A partir desses tópicos vamos explicar um pouco de como funciona uma rede com o sistema operacional linux, isso pode ser uma boa experiência para quem está começando na área de redes como eu.

Vale lembrar que na maioria de nossos tutoriais vamos ter como base o Mandriva linux 2007.

CONFIGURANDO REDE EM MODO TEXTO:

No caso do Mandriva podemos configurar a placa de rede através do arquivo /etc/sysconfig/network-scripts/ifcfg-ethX (em que X é o número da placa de rede em uso, por exemplo eth0, eth1, etc.).

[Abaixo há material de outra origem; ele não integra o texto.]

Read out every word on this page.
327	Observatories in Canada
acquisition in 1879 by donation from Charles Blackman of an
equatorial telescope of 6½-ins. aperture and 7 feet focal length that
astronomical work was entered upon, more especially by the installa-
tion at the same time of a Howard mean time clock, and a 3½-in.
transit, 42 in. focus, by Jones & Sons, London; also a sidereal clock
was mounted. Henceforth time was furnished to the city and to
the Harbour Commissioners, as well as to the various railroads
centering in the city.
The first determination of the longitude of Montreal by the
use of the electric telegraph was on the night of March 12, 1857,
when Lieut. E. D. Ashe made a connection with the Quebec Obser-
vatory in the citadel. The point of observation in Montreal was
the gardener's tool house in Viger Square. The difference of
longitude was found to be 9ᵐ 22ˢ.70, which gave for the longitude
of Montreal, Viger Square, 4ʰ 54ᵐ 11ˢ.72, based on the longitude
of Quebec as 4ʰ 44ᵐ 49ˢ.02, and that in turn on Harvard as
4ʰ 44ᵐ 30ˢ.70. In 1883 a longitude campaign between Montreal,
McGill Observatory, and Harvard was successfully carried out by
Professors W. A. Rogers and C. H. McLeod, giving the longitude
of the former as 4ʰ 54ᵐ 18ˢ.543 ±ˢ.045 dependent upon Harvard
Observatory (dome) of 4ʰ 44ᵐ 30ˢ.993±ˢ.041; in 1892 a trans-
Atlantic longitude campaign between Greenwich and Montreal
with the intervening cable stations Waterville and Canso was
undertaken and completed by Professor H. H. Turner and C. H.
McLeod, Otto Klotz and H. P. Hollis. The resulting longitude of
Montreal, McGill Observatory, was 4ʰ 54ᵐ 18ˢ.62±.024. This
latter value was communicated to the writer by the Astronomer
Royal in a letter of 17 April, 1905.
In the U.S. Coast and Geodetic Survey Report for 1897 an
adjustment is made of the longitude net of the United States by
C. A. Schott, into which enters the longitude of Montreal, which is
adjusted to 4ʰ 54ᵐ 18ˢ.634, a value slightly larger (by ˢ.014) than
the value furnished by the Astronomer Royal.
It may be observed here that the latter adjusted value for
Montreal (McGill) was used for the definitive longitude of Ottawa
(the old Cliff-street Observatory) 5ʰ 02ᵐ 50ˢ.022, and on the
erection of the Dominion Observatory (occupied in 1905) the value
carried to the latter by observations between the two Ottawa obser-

Abra o arquivo /etc/sysconfig/network-scripts/ifcfg-ethX com o vi. (# vi /etc/sysconfig/network-scripts/ifcfg-ethX)

Vejamos um exemplo de uma configuração básica de rede:

DEVICE=eth1

IPADDR=192.168.0.1

NETMASK=255.255.255.0

ONBOOT=yes

BOOTPROTO=none

Nesse caso:

DEVICE: é o parametro que define a interface de rede que está sendo configurada.

IPADDR: é usado para definir o número IP da interface de rede.

NETMASK: é usado para definir a máscara de rede para este endereço.

ONBOOT: Os valores válidos são “yes” ou “no”, com “yes” a interface será ativada com a inicialização da máquina, se “no” não será ativada.

BOOTPROTO: Pode ser “none OU static” para endereços de IP estáticos e “dhcp” para IP dinâmico. No caso de “dhcp”, o IPADDR deverá estar sem valor ou comentado (com o simbolo # na frente).